What is it?
This is the less powerful of the two 1.6-litre four-cylinder diesel versions of the latest Volkswagen Polo, with 74bhp and 144lb ft of torque. It’s the most frugal Polo available until the 1.2-litre three-cylinder BlueMotion version arrives. With a combined fuel economy figure of 65.7mpg and a CO2 output of 112g/km, the Polo 1.6 TDI is on a par with the Ford Fiesta 1.6 TDCi, making it one of the most fuel-efficient cars in its class.
What’s it like?
As we discovered during our original drive in late May, the latest Polo is very much a downsized Golf. It looks like a Mk6 Golf both inside and out (though its exterior styling is quite bland) and it moves the game on in terms of perceived quality, ride comfort and isolation from wind and road noise in this class; in many ways it really does feel like a much bigger, more expensive car.
However, the 1.6-litre diesel engine doesn’t suit the Polo especially well. In such an otherwise quiet and smooth environment the engine sounds and feels startlingly gruff, only becoming less intrusive at a steady cruise.

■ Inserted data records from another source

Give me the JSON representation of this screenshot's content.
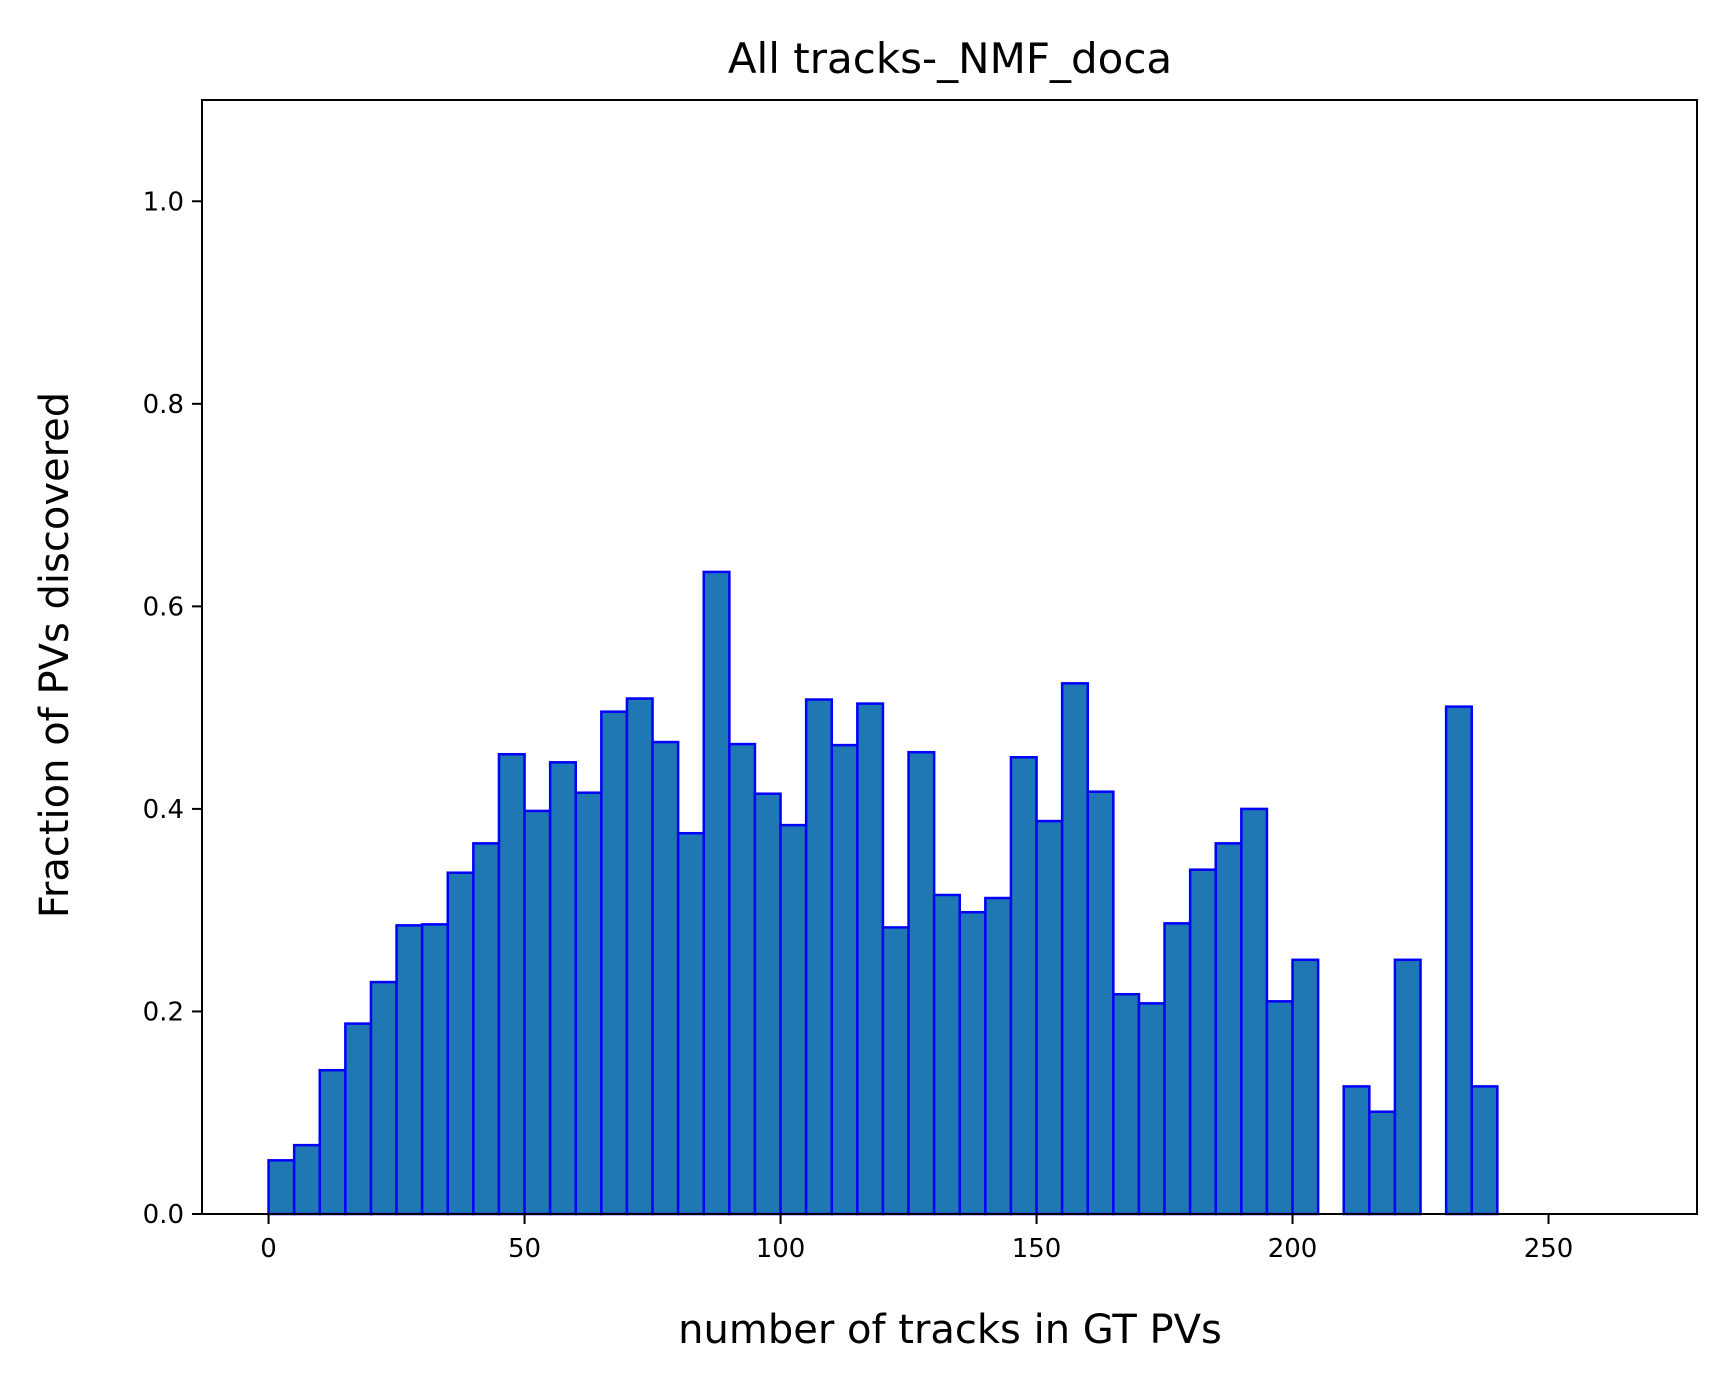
{
  "chart_data": {
    "type": "bar",
    "title": "All tracks-_NMF_doca",
    "xlabel": "number of tracks in GT PVs",
    "ylabel": "Fraction of PVs discovered",
    "xlim": [
      -13,
      279
    ],
    "ylim": [
      0,
      1.1
    ],
    "bin_width": 5,
    "xticks": [
      0,
      50,
      100,
      150,
      200,
      250
    ],
    "xtick_labels": [
      "0",
      "50",
      "100",
      "150",
      "200",
      "250"
    ],
    "yticks": [
      0.0,
      0.2,
      0.4,
      0.6,
      0.8,
      1.0
    ],
    "ytick_labels": [
      "0.0",
      "0.2",
      "0.4",
      "0.6",
      "0.8",
      "1.0"
    ],
    "grid": false,
    "bins": [
      0,
      5,
      10,
      15,
      20,
      25,
      30,
      35,
      40,
      45,
      50,
      55,
      60,
      65,
      70,
      75,
      80,
      85,
      90,
      95,
      100,
      105,
      110,
      115,
      120,
      125,
      130,
      135,
      140,
      145,
      150,
      155,
      160,
      165,
      170,
      175,
      180,
      185,
      190,
      195,
      200,
      205,
      210,
      215,
      220,
      225,
      230,
      235,
      240,
      245,
      250,
      255,
      260
    ],
    "values": [
      0.053,
      0.068,
      0.142,
      0.188,
      0.229,
      0.285,
      0.286,
      0.337,
      0.366,
      0.454,
      0.398,
      0.446,
      0.416,
      0.496,
      0.509,
      0.466,
      0.376,
      0.634,
      0.464,
      0.415,
      0.384,
      0.508,
      0.463,
      0.504,
      0.283,
      0.456,
      0.315,
      0.298,
      0.312,
      0.451,
      0.388,
      0.524,
      0.417,
      0.217,
      0.208,
      0.287,
      0.34,
      0.366,
      0.4,
      0.21,
      0.251,
      0.0,
      0.126,
      0.101,
      0.251,
      0.0,
      0.501,
      0.126,
      0.0,
      0.0,
      0.0,
      0.0,
      0.0
    ],
    "colors": {
      "bar_fill": "#1f77b4",
      "bar_edge": "#0000ff",
      "axes": "#000000"
    }
  }
}
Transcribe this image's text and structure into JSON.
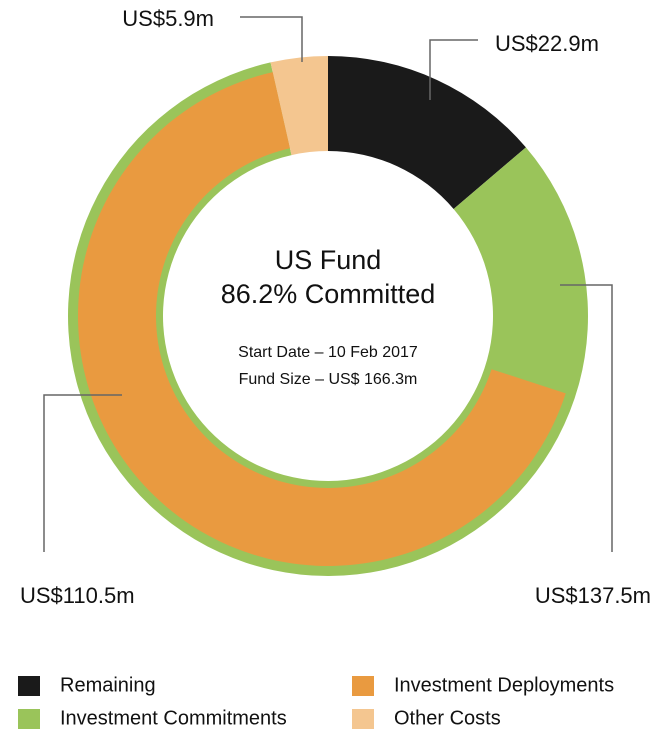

Work the five-speed manual gearbox a bit and the Polo is brisk enough, but like many small diesel engines it’s got a massive hole in its power delivery if it’s caught off boost at low revs, which makes it frustrating to drive around town.
We can’t help but think that one of the small petrol engines - especially the forthcoming 1.2 TSI turbo unit we sampled at the launch in Sardinia in May - would be much more in keeping with the Polo’s refined character, even more so when attached to a DSG gearbox.
Compared with the Fiesta’s funky cabin, the Polo’s seems very grown-up and conservative, to the point of being dull. The dashboard, steering wheel and other controls all reek of quality, but look around the rest of the cabin and it’s very plain and unexciting. There’s really nothing wrong with it, but it’s a far cry from the bold look of the Fiesta.
Should I buy one?
There’s a lot to like about the latest Polo, from the quality of its interior to its supple ride and refinement, and the diesel engine is impressively frugal, but we suspect the Polo isn’t being shown in its best light with such a gruff powerplant under the bonnet.
A smoother, quieter petrol engine would no doubt suit the Polo’s grown-up character much better.
But the Polo’s biggest obstacle is still the Fiesta, which in diesel form is just as economical (slightly more so, in fact) while being far more rewarding to drive and more interesting to look at. The Polo may be a downsized Golf, but it could be too mature for its own good.